Foreign investment falls as COVID-19 pandemic hits major investors
Posted by on 21 April 2020
Indonesia’s total investment realization slightly increased in the first quarter of this year, but the global economic woes caused by the COVID-19 pandemic will likely reverse the investment trend in the rest of the year.
The Investment Coordinating Board (BKPM) reported that the country’s investment grew by 1.2 percent to Rp 210.7 trillion (US$13.5 billion) in the first three months of the year from the figures recorded in the November to December period in 2019.
Although it suggested little impact from the coronavirus pandemic, the data might not tell the true story as foreign investment realization began to fall during the January to March period.
Indonesia’s foreign direct investment (FDI), which accounted for 46.5 percent of total investment, fell by 7 percent to Rp 98 trillion in the January to March period from the fourth quarter of 2019.
Singapore, which recently saw a worsening trend in its number of COVID-19 cases, was Indonesia’s top source of investment with US$2.7 million, contributing 40 percent to total FDI. It was followed by China, which was starting to reopen its economy, with US$1.3 million, contributing 18.9 percent to total FDI.
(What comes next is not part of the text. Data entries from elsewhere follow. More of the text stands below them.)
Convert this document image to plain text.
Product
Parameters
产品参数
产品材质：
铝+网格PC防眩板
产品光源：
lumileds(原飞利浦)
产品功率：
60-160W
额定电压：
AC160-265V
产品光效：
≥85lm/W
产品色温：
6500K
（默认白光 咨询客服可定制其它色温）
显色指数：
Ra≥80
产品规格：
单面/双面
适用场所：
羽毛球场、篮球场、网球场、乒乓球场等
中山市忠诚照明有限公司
“The COVID-19 pandemic first affected investment in mid-March, when FDI started declining,” Bahlil said in an online briefing on Monday.
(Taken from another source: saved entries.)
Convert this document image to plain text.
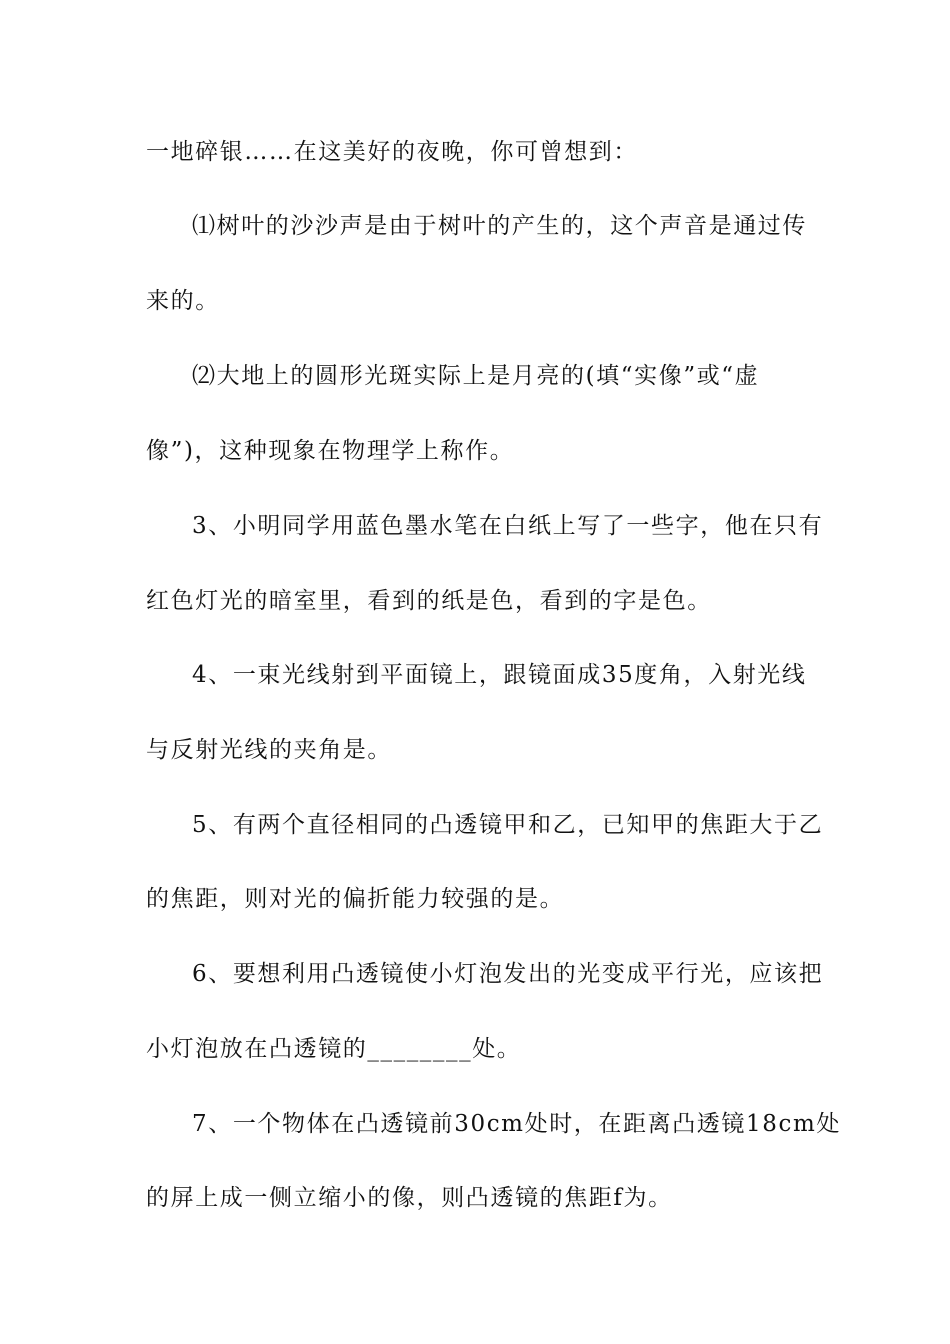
一地碎银……在这美好的夜晚，你可曾想到：
⑴树叶的沙沙声是由于树叶的产生的，这个声音是通过传
来的。
⑵大地上的圆形光斑实际上是月亮的(填“实像”或“虚
像”)，这种现象在物理学上称作。
3、小明同学用蓝色墨水笔在白纸上写了一些字，他在只有
红色灯光的暗室里，看到的纸是色，看到的字是色。
4、一束光线射到平面镜上，跟镜面成35度角，入射光线
与反射光线的夹角是。
5、有两个直径相同的凸透镜甲和乙，已知甲的焦距大于乙
的焦距，则对光的偏折能力较强的是。
6、要想利用凸透镜使小灯泡发出的光变成平行光，应该把
小灯泡放在凸透镜的________处。
7、一个物体在凸透镜前30cm处时，在距离凸透镜18cm处
的屏上成一侧立缩小的像，则凸透镜的焦距f为。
Bahlil said the projected investment in the next three months might be lower than Rp 150 trillion even if the pandemic faded in May. In the worse-case scenario, the projected investment this year could reach Rp 817 trillion, 7 percent below the target.
“If the COVID-19 pandemic drags on to June or July, I have to be honest that we would have to revise even the Rp 817 trillion investment projection,” Bahlil said in an online briefing on Monday. “But in the third and fourth quarters, investment is expected to offset our deficit in the next three months.”
The unfolding COVID-19 pandemic is obstructing the government’s plan to spur investment. Last year, the country managed to attract Rp 809 trillion of investment, slightly above the target.
On the upside, the agency has yet to report any pullouts from investors. Instead, some investors are only delaying their projects, such as the Jakarta-Bandung high-speed railway project, a joint venture between Indonesian and Chinese railway companies.
Contrary to the trend in FDI, domestic investment, which made up about 53 percent of total investment in the first quarter, rose by 9.5 percent quarter-on-quarter to Rp 112.7 trillion during the January to March period.
Total investment, mostly channeled to projects in the transportation, warehouse, telecommunications, metal and energy sectors, created 303,085 jobs between January and March. It marked an 8 percent decline from the number of jobs created in the last three months of 2019.
Institute for Development of Economics and Finance (Indef) researcher Andry Satrio said the agency’s data “had yet to reveal the impact of the COVID-19 pandemic on investment”. According to him, the significant impact would be seen in the second quarter of this year.
“I think the growth of FDI and domestic investment will likely fall in the next quarter,” Andry told The Jakarta Post via text message on Monday. “We are relying on domestic investment right now, but the BKPM should prevent an FDI outflow from Indonesia.”
Most foreign and domestic funds were invested in projects in East Java, followed by West Java, Jakarta, Central Java and Riau. With the national epicenter of the outbreak located in the first three provinces, investment was expected to hit hard as a result of the emergency measures to contain the virus.
Perbanas Institute economist Piter Abdullah said investment was channeled mostly to Java-based projects because of inadequate infrastructure outside the island. The government was still developing toll roads across the country to support logistics.
“With better infrastructure outside Java island, the pattern of investment in the country will shift and create a balance between investment on and outside the island,” Piter told the Post on Monday. “It is not easy to shift the center of economic growth outside Java Island.”